Its not about your product especially. We not told our costumers to de-use your product especially. We carefully analyzed what causes us issues reported by our customers and gave a report of the facts faced.

The thing is that not really all PBR-branded "new" cockpits are really native PBR material cockpits! Maybe this situation is also responsible for the "calibration" differences from one bird to the other.

Some are merely swift ports, which majorly used already existing textures that were made for FSX before. Those had to be by nature brighter than the native PBR stuff, as FSX showed them much too dark over the midday times and

devs were forced to overexaggerate brightness there. Many of those will exhibit a better behaviour in NON-HDR environments (which some of the people still stick to) combined with the existing shading presets (as FSX is a NON-HDR environment), as they existed long before

and the FSX product and the 3rd party shader software had years to adapt and grow nearer to each other.

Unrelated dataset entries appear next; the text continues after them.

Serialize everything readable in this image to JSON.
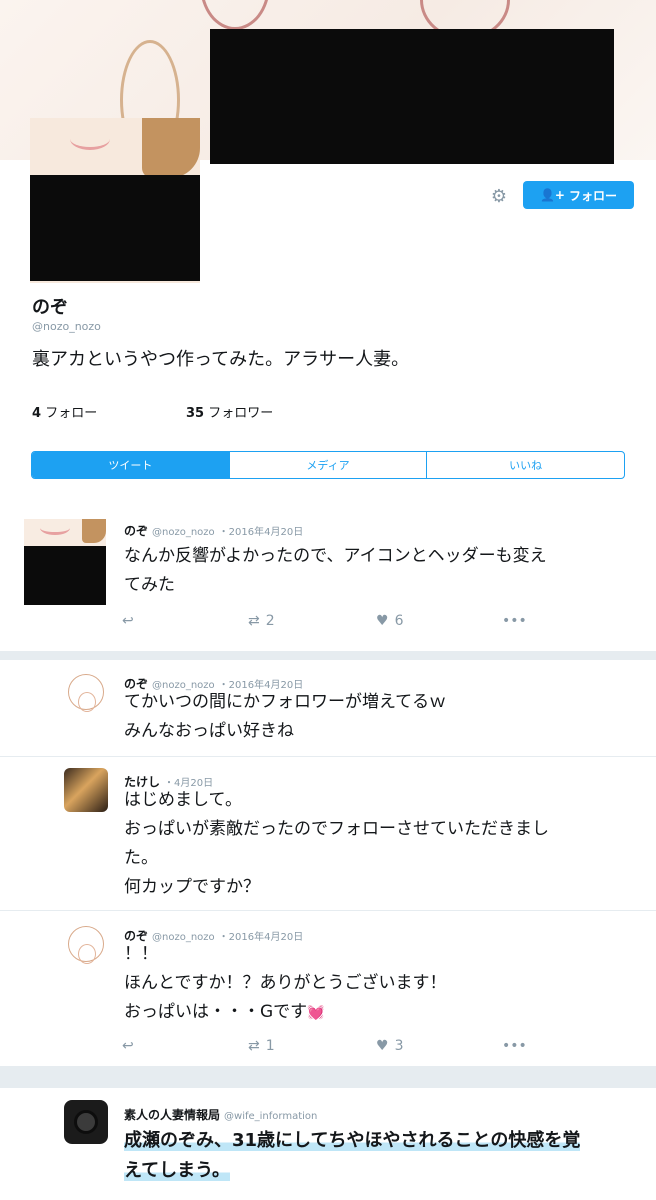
{
  "profile": {
    "name": "のぞ",
    "handle": "@nozo_nozo",
    "bio": "裏アカというやつ作ってみた。アラサー人妻。",
    "follow_label": "フォロー",
    "following_count": "4",
    "following_label": "フォロー",
    "followers_count": "35",
    "followers_label": "フォロワー"
  },
  "tabs": [
    {
      "label": "ツイート",
      "active": true
    },
    {
      "label": "メディア",
      "active": false
    },
    {
      "label": "いいね",
      "active": false
    }
  ],
  "tweets": [
    {
      "name": "のぞ",
      "handle": "@nozo_nozo",
      "date": "・2016年4月20日",
      "lines": [
        "なんか反響がよかったので、アイコンとヘッダーも変え",
        "てみた"
      ],
      "retweets": "2",
      "likes": "6"
    },
    {
      "name": "のぞ",
      "handle": "@nozo_nozo",
      "date": "・2016年4月20日",
      "lines": [
        "てかいつの間にかフォロワーが増えてるｗ",
        "みんなおっぱい好きね"
      ]
    },
    {
      "name": "たけし",
      "handle": "",
      "date": "・4月20日",
      "lines": [
        "はじめまして。",
        "おっぱいが素敵だったのでフォローさせていただきまし",
        "た。",
        "何カップですか？"
      ]
    },
    {
      "name": "のぞ",
      "handle": "@nozo_nozo",
      "date": "・2016年4月20日",
      "lines": [
        "！！",
        "ほんとですか！？ありがとうございます！",
        "おっぱいは・・・Gです"
      ],
      "heart_emoji": "💓",
      "retweets": "1",
      "likes": "3"
    },
    {
      "name": "素人の人妻情報局",
      "handle": "@wife_information",
      "date": "",
      "lines": [
        "成瀬のぞみ、31歳にしてちやほやされることの快感を覚",
        "えてしまう。"
      ]
    }
  ],
  "icons": {
    "gear": "gear-icon",
    "follow": "user-plus-icon",
    "reply": "reply-icon",
    "retweet": "retweet-icon",
    "like": "heart-icon",
    "more": "more-icon"
  },
  "colors": {
    "accent": "#1da1f2",
    "muted": "#8899a6",
    "separator": "#e6ecf0"
  }
}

But doing two versions so NATIVE NON-HDR and NATIVE PBR HDR isn´t economically possible. Its not simply playing with some rulers and getting out the other version.

Maybe this fact explains why some shading addons work better with those, worse with other aircraft. For the CRJ and the A330 we went they hard way and not overtook existing material. They were made totally new for the NATIVE PBR environment.

 

Usually it works this way:

1. The simulator platform itself defines how the materials will look by their internal and also for us fixed algorithms. That is the basis which all the industry works on. You fit the product to the base platform you work with, be it Unreal Engine, Unity, Unigine, CryEngine and so on.

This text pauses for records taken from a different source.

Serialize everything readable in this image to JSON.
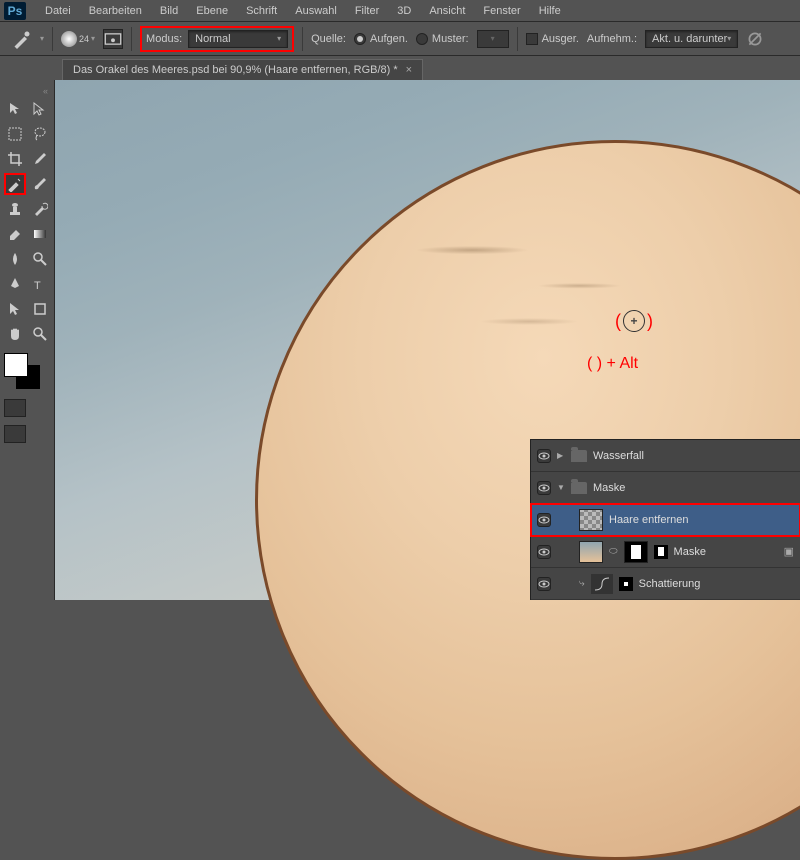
{
  "menu": {
    "items": [
      "Datei",
      "Bearbeiten",
      "Bild",
      "Ebene",
      "Schrift",
      "Auswahl",
      "Filter",
      "3D",
      "Ansicht",
      "Fenster",
      "Hilfe"
    ]
  },
  "options": {
    "brush_size": "24",
    "mode_label": "Modus:",
    "mode_value": "Normal",
    "source_label": "Quelle:",
    "radio_sampled": "Aufgen.",
    "radio_pattern": "Muster:",
    "aligned": "Ausger.",
    "sample_label": "Aufnehm.:",
    "sample_value": "Akt. u. darunter"
  },
  "tab": {
    "title": "Das Orakel des Meeres.psd bei 90,9% (Haare entfernen, RGB/8) *"
  },
  "annotation": {
    "alt_text": "( ) + Alt"
  },
  "layers": {
    "items": [
      {
        "type": "folder",
        "name": "Wasserfall",
        "open": false
      },
      {
        "type": "folder",
        "name": "Maske",
        "open": true
      },
      {
        "type": "layer",
        "name": "Haare entfernen",
        "selected": true,
        "hl": true
      },
      {
        "type": "masked",
        "name": "Maske"
      },
      {
        "type": "schatt",
        "name": "Schattierung"
      }
    ]
  }
}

2. A new scenery or aircraft product has to obey those rules trying to achieve the most realistic look possible with the given tools and rules.

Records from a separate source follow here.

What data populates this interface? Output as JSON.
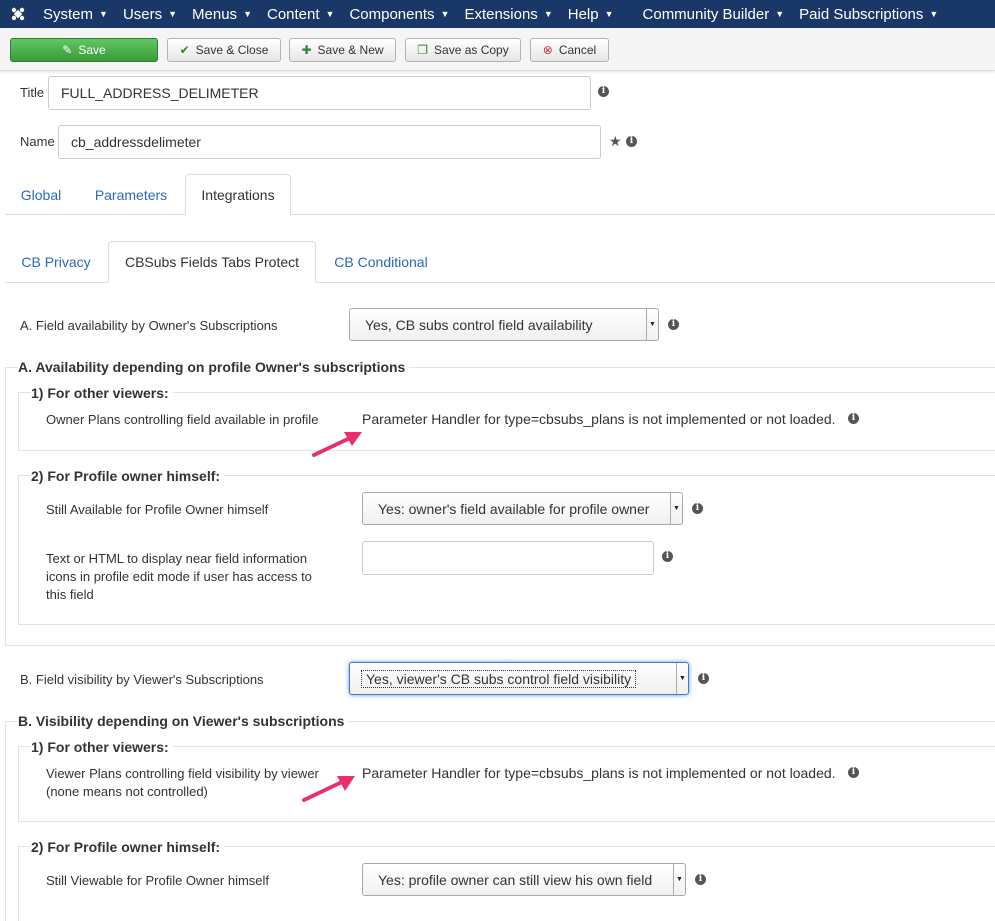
{
  "nav": {
    "items": [
      "System",
      "Users",
      "Menus",
      "Content",
      "Components",
      "Extensions",
      "Help",
      "Community Builder",
      "Paid Subscriptions"
    ]
  },
  "toolbar": {
    "save": "Save",
    "save_close": "Save & Close",
    "save_new": "Save & New",
    "save_copy": "Save as Copy",
    "cancel": "Cancel"
  },
  "form": {
    "title_label": "Title",
    "title_value": "FULL_ADDRESS_DELIMETER",
    "name_label": "Name",
    "name_value": "cb_addressdelimeter"
  },
  "tabs": [
    "Global",
    "Parameters",
    "Integrations"
  ],
  "subtabs": [
    "CB Privacy",
    "CBSubs Fields Tabs Protect",
    "CB Conditional"
  ],
  "sectionA": {
    "field_label": "A. Field availability by Owner's Subscriptions",
    "field_value": "Yes, CB subs control field availability",
    "legend": "A. Availability depending on profile Owner's subscriptions",
    "other_viewers": "1) For other viewers:",
    "owner_plans_label": "Owner Plans controlling field available in profile",
    "handler_msg": "Parameter Handler for type=cbsubs_plans is not implemented or not loaded.",
    "profile_owner": "2) For Profile owner himself:",
    "still_available_label": "Still Available for Profile Owner himself",
    "still_available_value": "Yes: owner's field available for profile owner",
    "text_html_label_1": "Text or HTML to display near field information",
    "text_html_label_2": "icons in profile edit mode if user has access to",
    "text_html_label_3": "this field",
    "text_html_value": ""
  },
  "sectionB": {
    "field_label": "B. Field visibility by Viewer's Subscriptions",
    "field_value": "Yes, viewer's CB subs control field visibility",
    "legend": "B. Visibility depending on Viewer's subscriptions",
    "other_viewers": "1) For other viewers:",
    "viewer_plans_label_1": "Viewer Plans controlling field visibility by viewer",
    "viewer_plans_label_2": "(none means not controlled)",
    "handler_msg": "Parameter Handler for type=cbsubs_plans is not implemented or not loaded.",
    "profile_owner": "2) For Profile owner himself:",
    "still_viewable_label": "Still Viewable for Profile Owner himself",
    "still_viewable_value": "Yes: profile owner can still view his own field"
  },
  "colors": {
    "navbar": "#1a3867",
    "save_green": "#46a546",
    "link_blue": "#2a69b8",
    "annotation_arrow": "#e8306f"
  }
}
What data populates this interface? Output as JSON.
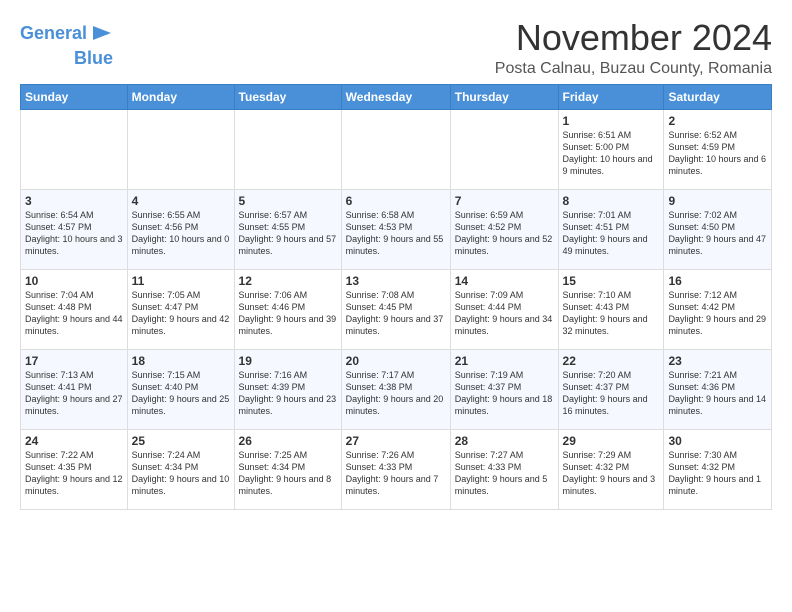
{
  "logo": {
    "line1": "General",
    "line2": "Blue"
  },
  "title": "November 2024",
  "subtitle": "Posta Calnau, Buzau County, Romania",
  "days_header": [
    "Sunday",
    "Monday",
    "Tuesday",
    "Wednesday",
    "Thursday",
    "Friday",
    "Saturday"
  ],
  "weeks": [
    [
      {
        "day": "",
        "text": ""
      },
      {
        "day": "",
        "text": ""
      },
      {
        "day": "",
        "text": ""
      },
      {
        "day": "",
        "text": ""
      },
      {
        "day": "",
        "text": ""
      },
      {
        "day": "1",
        "text": "Sunrise: 6:51 AM\nSunset: 5:00 PM\nDaylight: 10 hours and 9 minutes."
      },
      {
        "day": "2",
        "text": "Sunrise: 6:52 AM\nSunset: 4:59 PM\nDaylight: 10 hours and 6 minutes."
      }
    ],
    [
      {
        "day": "3",
        "text": "Sunrise: 6:54 AM\nSunset: 4:57 PM\nDaylight: 10 hours and 3 minutes."
      },
      {
        "day": "4",
        "text": "Sunrise: 6:55 AM\nSunset: 4:56 PM\nDaylight: 10 hours and 0 minutes."
      },
      {
        "day": "5",
        "text": "Sunrise: 6:57 AM\nSunset: 4:55 PM\nDaylight: 9 hours and 57 minutes."
      },
      {
        "day": "6",
        "text": "Sunrise: 6:58 AM\nSunset: 4:53 PM\nDaylight: 9 hours and 55 minutes."
      },
      {
        "day": "7",
        "text": "Sunrise: 6:59 AM\nSunset: 4:52 PM\nDaylight: 9 hours and 52 minutes."
      },
      {
        "day": "8",
        "text": "Sunrise: 7:01 AM\nSunset: 4:51 PM\nDaylight: 9 hours and 49 minutes."
      },
      {
        "day": "9",
        "text": "Sunrise: 7:02 AM\nSunset: 4:50 PM\nDaylight: 9 hours and 47 minutes."
      }
    ],
    [
      {
        "day": "10",
        "text": "Sunrise: 7:04 AM\nSunset: 4:48 PM\nDaylight: 9 hours and 44 minutes."
      },
      {
        "day": "11",
        "text": "Sunrise: 7:05 AM\nSunset: 4:47 PM\nDaylight: 9 hours and 42 minutes."
      },
      {
        "day": "12",
        "text": "Sunrise: 7:06 AM\nSunset: 4:46 PM\nDaylight: 9 hours and 39 minutes."
      },
      {
        "day": "13",
        "text": "Sunrise: 7:08 AM\nSunset: 4:45 PM\nDaylight: 9 hours and 37 minutes."
      },
      {
        "day": "14",
        "text": "Sunrise: 7:09 AM\nSunset: 4:44 PM\nDaylight: 9 hours and 34 minutes."
      },
      {
        "day": "15",
        "text": "Sunrise: 7:10 AM\nSunset: 4:43 PM\nDaylight: 9 hours and 32 minutes."
      },
      {
        "day": "16",
        "text": "Sunrise: 7:12 AM\nSunset: 4:42 PM\nDaylight: 9 hours and 29 minutes."
      }
    ],
    [
      {
        "day": "17",
        "text": "Sunrise: 7:13 AM\nSunset: 4:41 PM\nDaylight: 9 hours and 27 minutes."
      },
      {
        "day": "18",
        "text": "Sunrise: 7:15 AM\nSunset: 4:40 PM\nDaylight: 9 hours and 25 minutes."
      },
      {
        "day": "19",
        "text": "Sunrise: 7:16 AM\nSunset: 4:39 PM\nDaylight: 9 hours and 23 minutes."
      },
      {
        "day": "20",
        "text": "Sunrise: 7:17 AM\nSunset: 4:38 PM\nDaylight: 9 hours and 20 minutes."
      },
      {
        "day": "21",
        "text": "Sunrise: 7:19 AM\nSunset: 4:37 PM\nDaylight: 9 hours and 18 minutes."
      },
      {
        "day": "22",
        "text": "Sunrise: 7:20 AM\nSunset: 4:37 PM\nDaylight: 9 hours and 16 minutes."
      },
      {
        "day": "23",
        "text": "Sunrise: 7:21 AM\nSunset: 4:36 PM\nDaylight: 9 hours and 14 minutes."
      }
    ],
    [
      {
        "day": "24",
        "text": "Sunrise: 7:22 AM\nSunset: 4:35 PM\nDaylight: 9 hours and 12 minutes."
      },
      {
        "day": "25",
        "text": "Sunrise: 7:24 AM\nSunset: 4:34 PM\nDaylight: 9 hours and 10 minutes."
      },
      {
        "day": "26",
        "text": "Sunrise: 7:25 AM\nSunset: 4:34 PM\nDaylight: 9 hours and 8 minutes."
      },
      {
        "day": "27",
        "text": "Sunrise: 7:26 AM\nSunset: 4:33 PM\nDaylight: 9 hours and 7 minutes."
      },
      {
        "day": "28",
        "text": "Sunrise: 7:27 AM\nSunset: 4:33 PM\nDaylight: 9 hours and 5 minutes."
      },
      {
        "day": "29",
        "text": "Sunrise: 7:29 AM\nSunset: 4:32 PM\nDaylight: 9 hours and 3 minutes."
      },
      {
        "day": "30",
        "text": "Sunrise: 7:30 AM\nSunset: 4:32 PM\nDaylight: 9 hours and 1 minute."
      }
    ]
  ]
}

3. And finally there come the shader mods into action (and not before), there can be done polishing to the result of position 2. Polishing should do an addition, an advance to the product, it should not subtract anything from

    the experience. Can you imagine how many posts I had to answer before to make that clear? That was valuable, expensive production time which we lost here caused by all the fans of Tomatoes and PTAs and so on not understanding how

    all those stuff works under the hood and why they got the result they not really loved. Of course the most convinient method to release anger with this half knowledge was to blame the new aircraft products for. The task is now to find a solution together with the 3rd party shading

    software creators to create presets that do work pleasantly also in the new HDR PBR world. If there should be a global preset that works, which is hard to do seeing how dynamic the visual content became with HDR, that would be cool thing for all. Customers are pleased,

    we can simply develop and are please instead having constantly to moderate a forum with angry people and you can sell your mods in peace! We want no different thing!